SolLewitt was able to clearly identify that the final product, the “artwork”, is simply the evidence of the art—the actual art is that which cannot be seen, but rather experienced only by the artist. In this quotation SolLewitt refers to the draftsman as the creator of the art- he who is employed to follow the instruction for a wall drawing, traditional “artist” or not. However, in this instance the draftsman becomes the artist as he experiences the “peace or misery”, and thus creates the art through his emotion of the process. The world is thus seen through the lens of instruction-the draftsman is simply doing what he is told, but is creating an art that he may or may not recognize other than the wall drawings. I found that this analysis of art clearly outlined what it was that I was unable to piece together about my own work— that feeling of tediousness, frustration, meditation, focus or enjoyment is the art- without that there is nothing more than a mixture of material on a surface. I am beginning to work on a piece over and over again until I am able to resolve what it is in my own mind that brought me to the practice in the first place with this idea that the artwork is being made beyond an aesthetically pleasing trophy to hang on a wall somewhere.

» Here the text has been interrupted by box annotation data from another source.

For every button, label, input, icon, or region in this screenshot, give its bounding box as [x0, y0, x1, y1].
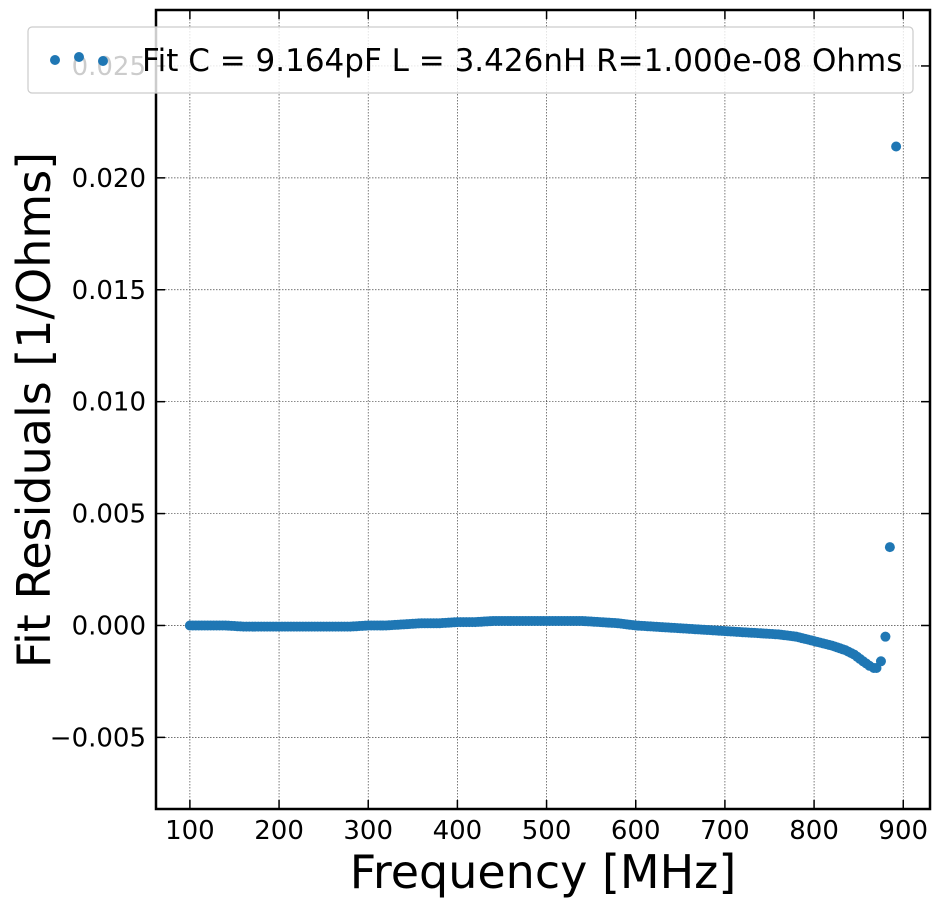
x-tick-label: 300	[343, 816, 393, 846]
legend: Fit C = 9.164pF L = 3.426nH R=1.000e-08 …	[27, 26, 914, 94]
data-point	[875, 656, 886, 667]
legend-label: Fit C = 9.164pF L = 3.426nH R=1.000e-08 …	[142, 43, 902, 79]
data-point	[884, 542, 895, 553]
y-tick-label: 0.010	[72, 388, 146, 418]
legend-box	[27, 26, 914, 94]
x-tick-label: 600	[611, 816, 661, 846]
y-tick-label: 0.000	[72, 611, 146, 641]
y-tick-label: 0.015	[72, 276, 146, 306]
legend-marker-1	[50, 55, 60, 65]
y-tick-label: 0.005	[72, 500, 146, 530]
y-axis-label: Fit Residuals [1/Ohms]	[7, 152, 61, 668]
x-axis-label: Frequency [MHz]	[350, 845, 737, 899]
x-tick-label: 900	[878, 816, 928, 846]
data-point	[880, 631, 891, 642]
x-tick-label: 800	[789, 816, 839, 846]
plot-background	[156, 10, 930, 809]
data-point	[891, 141, 902, 152]
axis-ticks: 100 200 300 400 500 600 700 800 900 −0.005 0.000 0.…	[50, 10, 930, 846]
x-tick-label: 700	[700, 816, 750, 846]
legend-marker-2	[74, 52, 84, 62]
x-tick-label: 500	[522, 816, 572, 846]
plot-frame	[154, 8, 932, 811]
x-tick-label: 100	[165, 816, 215, 846]
data-points	[184, 141, 902, 673]
y-tick-label: −0.005	[50, 723, 146, 753]
y-tick-label: 0.020	[72, 164, 146, 194]
legend-marker-3	[98, 56, 108, 66]
x-tick-label: 400	[433, 816, 483, 846]
x-tick-label: 200	[254, 816, 304, 846]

            I have also been greatly influenced by Yves Klein’s idea of submerging himself into the void to create art. I particularly admired his piece, “Dialogue With Self”. It was played in an empty room at the Walker Art Center, and in it Klein said:

“…beyond this affective, waking, extra lucid reverie visited by the spirit…this reverie, which in short…is universal, but it is human; and so if I strip myself bare the way people will live naked in the architecture of air, because there’ll be no more intimacy, we’ll know what the others think. Everything the others do, maybe, another intimacy will come then, from further, still further, something we can’t yet even form an idea of today, which exists; and what’s strange is, to think that beyond that there exists something else still greater and vaster…”
-Yves Klein

I realized Klein was expressing the importance of going beyond usual boundaries in order to find any sort of significant emotional balance-similar to what I was looking for. There will be “no more intimacy” because without original thought we will all know everything about each other, and thus a balance will not be necessary as there will be nothing to throw us off. Without the void there would be no need for the draftsman. I have always been told that, “you need to know the rules before you can break them”, so I do find it imperative to practice technical skills along with focusing on an emotional exploration- that of stepping into the void. However, as I am beginning to increase my comfort level with the traditional “rules”, or techniques of art, I want to take the next step—breaking the rules. I want to work with this idea of stepping into the void, further exploring art theory and working to minimize the more traditional approach of art that exists in my work-that of replicating “real life”, identifiable content- and move into a more theory-based style of work.